SAN ANTONIO — A novel therapeutic agent helped reduce eosinophil counts and improve symptoms in patients with eosinophilic gastritis and eosinophilic gastroenteritis, according to study results presented at the American College of Gastroenterology Annual Meeting.
The drug, AK002 (Allakos), is an anti-siglec-8 antibody that depletes eosinophils and inhibits mast cell activity.
“This mechanism of action suggests it could be an effective treatment for [eosinophilic gastrointestinal disorders],” Evan S. Dellon, MD, MPH, FACG, director of the Center for Esophageal Diseases and Swallowing at the University of North Carolina School of Medicine, said in his presentation. “The aim of this phase 2 study was to determine the safety and efficacy of AK002 for treatment of eosinophilic gastritis and eosinophilic gastroenteritis.”
The study, known as the ENIGMA trial, comprised 59 patients with biopsy-confirmed eosinophilic gastritis (EG) or eosinophilic gastroenteritis (EGE) with moderate to severe symptoms. Researchers randomly assigned patients to receive low-dose or high-dose AK002 or placebo.
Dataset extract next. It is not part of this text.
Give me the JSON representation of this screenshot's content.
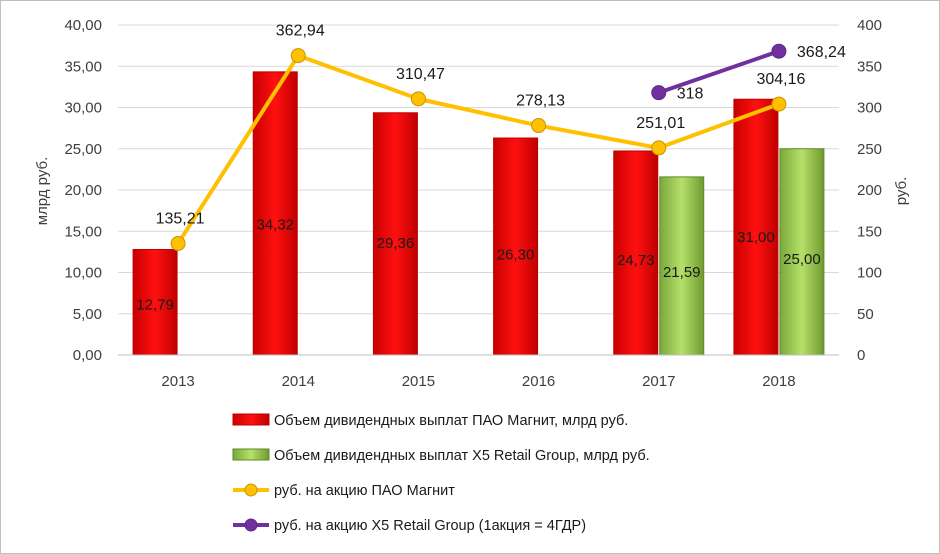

The primary endpoint of the study was mean percent change in GI tissue eosinophil count from baseline. Investigators also assessed the proportion of patients with both a greater than 75% decrease in tissue eosinophils and a greater than 30% improvement in total symptom score, as well as mean percent change in total symptom score from baseline.
Patients in both AK002 groups had an overall mean reduction in eosinophils from baseline of 95% compared with just 10% in the placebo group (P < .0001).
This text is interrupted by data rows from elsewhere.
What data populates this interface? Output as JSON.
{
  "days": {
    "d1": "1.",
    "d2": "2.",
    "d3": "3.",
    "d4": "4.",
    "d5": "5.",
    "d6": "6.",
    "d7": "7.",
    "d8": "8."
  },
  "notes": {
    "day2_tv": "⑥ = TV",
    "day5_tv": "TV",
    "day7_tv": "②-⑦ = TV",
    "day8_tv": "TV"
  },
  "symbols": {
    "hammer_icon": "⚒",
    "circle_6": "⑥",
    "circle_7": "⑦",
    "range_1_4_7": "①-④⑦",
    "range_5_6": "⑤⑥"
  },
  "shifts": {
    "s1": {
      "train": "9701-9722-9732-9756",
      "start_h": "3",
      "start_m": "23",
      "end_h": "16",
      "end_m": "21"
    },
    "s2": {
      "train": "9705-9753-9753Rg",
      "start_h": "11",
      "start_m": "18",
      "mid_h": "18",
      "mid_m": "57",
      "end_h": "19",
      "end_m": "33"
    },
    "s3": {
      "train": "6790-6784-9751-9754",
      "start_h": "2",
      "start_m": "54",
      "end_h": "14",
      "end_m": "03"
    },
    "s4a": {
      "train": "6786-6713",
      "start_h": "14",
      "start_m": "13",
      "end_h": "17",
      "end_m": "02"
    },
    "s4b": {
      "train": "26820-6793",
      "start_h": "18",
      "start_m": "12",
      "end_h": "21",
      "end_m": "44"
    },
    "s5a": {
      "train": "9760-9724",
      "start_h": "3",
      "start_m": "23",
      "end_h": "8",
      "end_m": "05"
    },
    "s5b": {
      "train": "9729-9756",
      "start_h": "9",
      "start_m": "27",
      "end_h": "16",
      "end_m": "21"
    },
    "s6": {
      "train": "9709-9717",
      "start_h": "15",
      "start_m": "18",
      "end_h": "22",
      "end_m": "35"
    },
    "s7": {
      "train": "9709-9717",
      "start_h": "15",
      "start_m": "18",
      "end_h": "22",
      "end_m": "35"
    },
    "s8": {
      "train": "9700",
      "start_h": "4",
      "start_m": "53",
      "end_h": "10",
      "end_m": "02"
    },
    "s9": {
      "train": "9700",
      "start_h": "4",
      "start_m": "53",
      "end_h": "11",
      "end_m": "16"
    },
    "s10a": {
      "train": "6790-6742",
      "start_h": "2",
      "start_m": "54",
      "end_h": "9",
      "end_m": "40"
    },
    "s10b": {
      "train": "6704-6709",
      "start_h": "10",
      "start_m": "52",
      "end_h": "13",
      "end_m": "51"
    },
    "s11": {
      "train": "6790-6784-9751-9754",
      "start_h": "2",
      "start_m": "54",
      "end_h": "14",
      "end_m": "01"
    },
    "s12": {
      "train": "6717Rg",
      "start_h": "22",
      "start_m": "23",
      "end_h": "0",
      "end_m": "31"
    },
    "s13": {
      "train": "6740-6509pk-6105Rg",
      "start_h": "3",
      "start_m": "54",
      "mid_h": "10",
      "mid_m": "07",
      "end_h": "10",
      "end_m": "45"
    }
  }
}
Compared with placebo, patients who received the drug also saw better improvement in symptom scores (P = .0012) and more were treatment responders (69% vs. 5%; P = .0008).
Researchers found that treatment emergent adverse events were similar between the two groups, and the most common adverse events in the treatment group were mild-to-moderate infusion-related reactions at the first infusion only.
Dellon said AK002 demonstrated significant histologic and symptomatic improvement in patients with EG and EGE.
“These results build on the clinical activity of AK002 observed in other atopic and mast cell disorders ... and indicate that further development of AK002 for EG and EGE is appropriate,” Dellon said. – by Alex Young
Dellon ES, et al. Abstract 36. Presented at: American College of Gastroenterology Annual Meeting; Oct. 25-30, 2019; San Antonio.
Disclosures: Dellon reports serving on the advisory board for and receiving grant/research support from Allakos.